Naja, die Briten sind, wie bekannt, leidensfähig und sie haben ja immer noch ihr bekannt hervorragendes Bier, um den Frust später herunter zu spülen.

18:39 von Aufmerksamer_Be...

>>Sie werden doch wohl nicht irgendwelche damaligen tendenziösen Zeitungsmeldungen einiger Boulevardblätter mit ihrem "alle Deutschen" meinen, oder etwa doch?<<
Sie werden keine Antwort erhalten.

@16:09 von Bayuware

"Gestern Abend wurde auf Phoenix eine sehr interessante Doku gesendet, in der sehr anschaulich die Verwicklungen von Trump, Johnson, Farage und Anderen dargestellt wird. Die Doku wird wohl noch in der Mediathek sein."

Vielen Dank für den Hinweis. :)

"Ein Lehrstück, wie künftige Wahlen ablaufen. Per Internet, Facebook mit gezielten personalisierten Fakes aufgrund der Bewegungs- und Persönlichkeitsprofile. Ich habe Angst um unsere Demokratien und unsere Freiheit, wenn nur noch Lügen und Hass dominieren und wir nur noch fremdgesteuert werden.
So hatte Trump die Wahl gewonnen und lief auch der Brexit ab. Und so werden die Wahlen in GB am 12.12. auch ablaufen."

Ich würde sowieso jedem noch halbwegs vernunftbegabten User dieser sog. "sozialen" Medien raten, sich dort endlich zu verabschieden.

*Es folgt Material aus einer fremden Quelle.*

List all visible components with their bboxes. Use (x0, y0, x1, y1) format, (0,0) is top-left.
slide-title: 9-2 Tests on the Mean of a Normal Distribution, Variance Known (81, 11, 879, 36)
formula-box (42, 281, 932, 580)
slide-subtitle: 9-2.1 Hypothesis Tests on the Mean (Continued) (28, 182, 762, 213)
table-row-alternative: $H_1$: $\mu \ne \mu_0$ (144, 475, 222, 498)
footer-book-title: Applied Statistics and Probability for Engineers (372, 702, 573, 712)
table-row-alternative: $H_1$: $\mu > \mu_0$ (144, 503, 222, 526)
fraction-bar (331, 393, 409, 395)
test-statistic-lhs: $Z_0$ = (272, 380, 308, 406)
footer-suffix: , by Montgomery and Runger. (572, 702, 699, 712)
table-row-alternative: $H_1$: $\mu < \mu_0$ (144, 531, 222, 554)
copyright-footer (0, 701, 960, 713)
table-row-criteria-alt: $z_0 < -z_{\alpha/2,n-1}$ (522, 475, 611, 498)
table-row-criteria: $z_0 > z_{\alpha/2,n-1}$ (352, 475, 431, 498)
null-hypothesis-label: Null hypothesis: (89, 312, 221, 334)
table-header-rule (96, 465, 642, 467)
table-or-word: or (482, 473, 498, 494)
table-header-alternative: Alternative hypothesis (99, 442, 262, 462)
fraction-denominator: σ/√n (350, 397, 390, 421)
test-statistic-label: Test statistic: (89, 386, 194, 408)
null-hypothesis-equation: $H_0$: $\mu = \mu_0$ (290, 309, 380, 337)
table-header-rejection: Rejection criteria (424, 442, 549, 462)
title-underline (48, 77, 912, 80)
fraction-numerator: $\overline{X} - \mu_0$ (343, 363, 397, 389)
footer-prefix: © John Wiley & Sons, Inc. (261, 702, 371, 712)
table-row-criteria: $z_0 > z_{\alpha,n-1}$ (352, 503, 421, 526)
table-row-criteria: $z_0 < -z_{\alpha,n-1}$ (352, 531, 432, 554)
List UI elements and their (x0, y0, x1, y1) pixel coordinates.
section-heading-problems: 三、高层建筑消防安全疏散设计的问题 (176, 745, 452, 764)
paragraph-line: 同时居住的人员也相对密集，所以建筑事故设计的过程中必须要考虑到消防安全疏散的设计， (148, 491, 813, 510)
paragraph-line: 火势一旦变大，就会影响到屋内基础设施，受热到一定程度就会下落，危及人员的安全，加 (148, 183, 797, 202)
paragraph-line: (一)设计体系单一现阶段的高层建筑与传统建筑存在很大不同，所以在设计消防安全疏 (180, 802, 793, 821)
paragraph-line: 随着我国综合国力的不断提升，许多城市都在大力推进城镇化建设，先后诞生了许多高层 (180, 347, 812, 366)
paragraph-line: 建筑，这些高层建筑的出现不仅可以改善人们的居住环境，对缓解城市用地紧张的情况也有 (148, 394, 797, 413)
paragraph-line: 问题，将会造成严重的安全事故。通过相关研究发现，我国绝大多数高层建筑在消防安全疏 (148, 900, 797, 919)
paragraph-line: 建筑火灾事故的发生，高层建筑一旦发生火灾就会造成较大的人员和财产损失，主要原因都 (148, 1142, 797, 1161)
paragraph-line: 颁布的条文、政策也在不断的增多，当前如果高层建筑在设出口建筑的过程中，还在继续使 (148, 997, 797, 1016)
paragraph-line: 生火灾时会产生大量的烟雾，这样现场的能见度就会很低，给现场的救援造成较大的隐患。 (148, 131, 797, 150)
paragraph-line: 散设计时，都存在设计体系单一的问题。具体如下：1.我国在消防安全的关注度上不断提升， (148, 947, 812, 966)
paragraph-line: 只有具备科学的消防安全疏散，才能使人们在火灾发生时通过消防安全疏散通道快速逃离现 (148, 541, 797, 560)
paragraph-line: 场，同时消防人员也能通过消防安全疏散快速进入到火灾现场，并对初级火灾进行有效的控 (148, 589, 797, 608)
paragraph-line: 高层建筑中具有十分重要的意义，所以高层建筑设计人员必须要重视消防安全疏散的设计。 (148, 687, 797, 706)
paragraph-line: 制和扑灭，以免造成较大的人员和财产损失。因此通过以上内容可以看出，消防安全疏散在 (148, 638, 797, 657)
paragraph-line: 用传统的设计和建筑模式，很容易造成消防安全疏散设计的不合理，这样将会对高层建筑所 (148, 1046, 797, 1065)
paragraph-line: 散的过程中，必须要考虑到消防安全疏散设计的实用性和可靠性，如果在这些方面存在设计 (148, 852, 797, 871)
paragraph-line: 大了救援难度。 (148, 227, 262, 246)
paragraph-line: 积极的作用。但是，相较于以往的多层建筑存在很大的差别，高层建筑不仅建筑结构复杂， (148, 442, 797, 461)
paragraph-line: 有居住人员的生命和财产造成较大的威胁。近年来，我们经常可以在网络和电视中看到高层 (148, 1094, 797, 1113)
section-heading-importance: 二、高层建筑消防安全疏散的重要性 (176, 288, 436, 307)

1. Werden ihre persönlichen Daten dort aus diversen Gründen missbraucht,
2. wird das Entstehen von diffusen politischen und verschwörerischen Blasen dort geradezu gefördert!

@18:39 fathaland slim

Das kann man auch etwas härter formulieren: Politik ist für Farage ein Weg, seine Schäflein/Scherflein ins Trockene zu bringen und zu vermehren...

Drei kurze Antworten

@Dana
Ja, es wäre in der Tat eine sehr kluge Entscheidung von der EU, unbefristet zu verlängern. Ohne feste Deadline schiebt sich die Verantwortung für das Brexit-Desaster und seine absehbaren wirtschaftlichen und sozialen Folgen nicht ganz so einfach auf "die da oben in Brüssel". Und das "Brinkmanship"-Spielchen hätte sich dann auch ausgespielt.

@Werner Krauss
Es sieht momentan nach einem rauschenden Wahlsieg für Boris Johnson aus. Und niemand sollte überrascht sein, wenn es zu ihm kommt. Aber das britische Wahlrecht ist wie erwähnt tricky und es kommt darauf an, in welchen Wahlkreisen wieviele Stimmen im Verhältnis zu den Stimmen anderer Parteien geholt werden - 90% in einer Tory-Hochburg bringen nicht mehr Mandate als 51% - 7% für Farage in einem Swing-Wahlkreis können dort Labour das Mandat bringen. Das Wahlergebnis kann also auch überraschen.

@fathaland slim

Sie haben in diesem Punkt recht: Für Farage war Politik nie etwas Anderes als ein Hobby und daher ohne Verantwortung.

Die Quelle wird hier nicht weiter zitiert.